- Episode no.: Series 1 Episode 3
- Directed by: Geoff Posner
- Written by: Ben Elton; Rik Mayall; Lise Mayer;
- Original air date: 23 November 1982

Guest appearances
- Madness; Mark Arden; Jim Barclay; Ruth Burnett; Jacqueline Clarke; Paola Dionisotti; Nick Dunning; Stephen Frost; Paul Gale; Peter Greene;

Episode chronology
| ← Previous "Oil" | Next → "Bomb" |

= Boring (The Young Ones) =

"Boring" is the third episode of The Young Ones, a British sitcom. It was written by Ben Elton, Rik Mayall, and Lise Mayer, and directed by Paul Jackson. It was first aired on BBC2 on 23 November 1982.

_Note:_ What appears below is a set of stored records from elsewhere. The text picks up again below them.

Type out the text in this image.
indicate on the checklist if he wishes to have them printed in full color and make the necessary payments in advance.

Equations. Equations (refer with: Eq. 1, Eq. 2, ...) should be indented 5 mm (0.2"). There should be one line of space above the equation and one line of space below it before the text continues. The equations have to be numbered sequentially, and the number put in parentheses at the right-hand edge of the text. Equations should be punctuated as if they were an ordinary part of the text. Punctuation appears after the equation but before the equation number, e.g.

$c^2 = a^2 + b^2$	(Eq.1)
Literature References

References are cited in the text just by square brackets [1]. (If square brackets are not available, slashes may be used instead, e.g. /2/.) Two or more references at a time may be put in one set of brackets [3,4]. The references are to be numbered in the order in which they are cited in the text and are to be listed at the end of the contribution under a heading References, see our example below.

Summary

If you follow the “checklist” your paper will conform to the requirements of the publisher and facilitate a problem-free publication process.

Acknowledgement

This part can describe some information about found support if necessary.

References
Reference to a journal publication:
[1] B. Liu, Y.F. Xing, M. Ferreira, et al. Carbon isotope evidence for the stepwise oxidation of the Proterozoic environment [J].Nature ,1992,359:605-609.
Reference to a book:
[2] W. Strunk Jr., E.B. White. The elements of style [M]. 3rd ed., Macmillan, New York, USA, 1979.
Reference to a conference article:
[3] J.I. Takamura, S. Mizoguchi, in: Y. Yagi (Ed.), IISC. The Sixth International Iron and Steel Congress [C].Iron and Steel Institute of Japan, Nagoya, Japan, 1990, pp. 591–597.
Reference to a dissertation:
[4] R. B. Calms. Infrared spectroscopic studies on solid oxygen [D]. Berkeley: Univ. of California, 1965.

This episode is rarely repeated uncut on television because of its racial content, including two uses of "coon", one use of "sambo", and one use of "nigger". All three words are spoken in a scene by a Caucasian policeman in sunglasses unaware that his interlocutor is white until he removes them, satirising the severe racial issues that affected the police at this time. When it is shown on television, it is edited to remove these references.

==Plot==

The quartet are bored to exasperation, despite the fact that there are roller skating vegetables in the kitchen sink. Several other remarkable and unlikely phenomena occur around them throughout the episode, entirely unnoticed by the characters, as they attempt to find something to relieve their boredom. Even a televised siege parodying the 1980 Iranian Embassy Siege that spills into their living room goes unnoticed.

A visit to the local pub, where Vyvyan meets his long-lost mother, and Rick and Neil both reveal that they don't drink, fails to provide entertainment. Madness make an appearance at the pub, renamed the Kebab and Calculator, and perform their current hit at that time, "House of Fun". At one point Neil suggests they go to lectures, but the idea is met with incredulity by his housemates. The exterior shots of the pub scene were filmed at the Westbury Park Tavern in Henleaze, Bristol.

In reference to the story of Goldilocks and the Three Bears, Goldilocks rejects the lentils that Neil has prepared (she dismisses it as "bloody hippie food"), and the Three Bears also reject the lentils and opt to "go to McDonald's" instead.

As they drift off to sleep for another night, a spaceship lands on their roof, with Neil still obliviously sitting on his windowsill.

==Characters==

As with all episodes of The Young Ones, the main four characters are student housemates Mike (Christopher Ryan), Vyvyan (Adrian Edmondson), Rick (Rik Mayall), and Neil (Nigel Planer). Alexei Sayle stars as Billy Balowski, an eccentric taxi driver and brother of the students' landlord Jerzei.

Mark Arden and Stephen Frost play a pair of rather stupid policemen who deliver a series of gags separately from the other characters. They are then revealed to be the subject of an article on the front of The Guardian with the headline "Police I.Q. Shocker".

Also in this episode is David Rappaport, playing Ftumch the devil. This is one of his two appearances in The Young Ones, the other being as a different character in Flood.

The episode also features a performance of "House of Fun" by the band Madness. In addition, lead singer Suggs has a line of dialogue in the episode. When Rick asks if the band knows "Summer Holiday" by Cliff Richard, Suggs replies, "You hum it, I'll smash your face in!"

Actress and writer Pauline Melville makes the first of two appearances as Vyvyan's mother (the other being "Sick").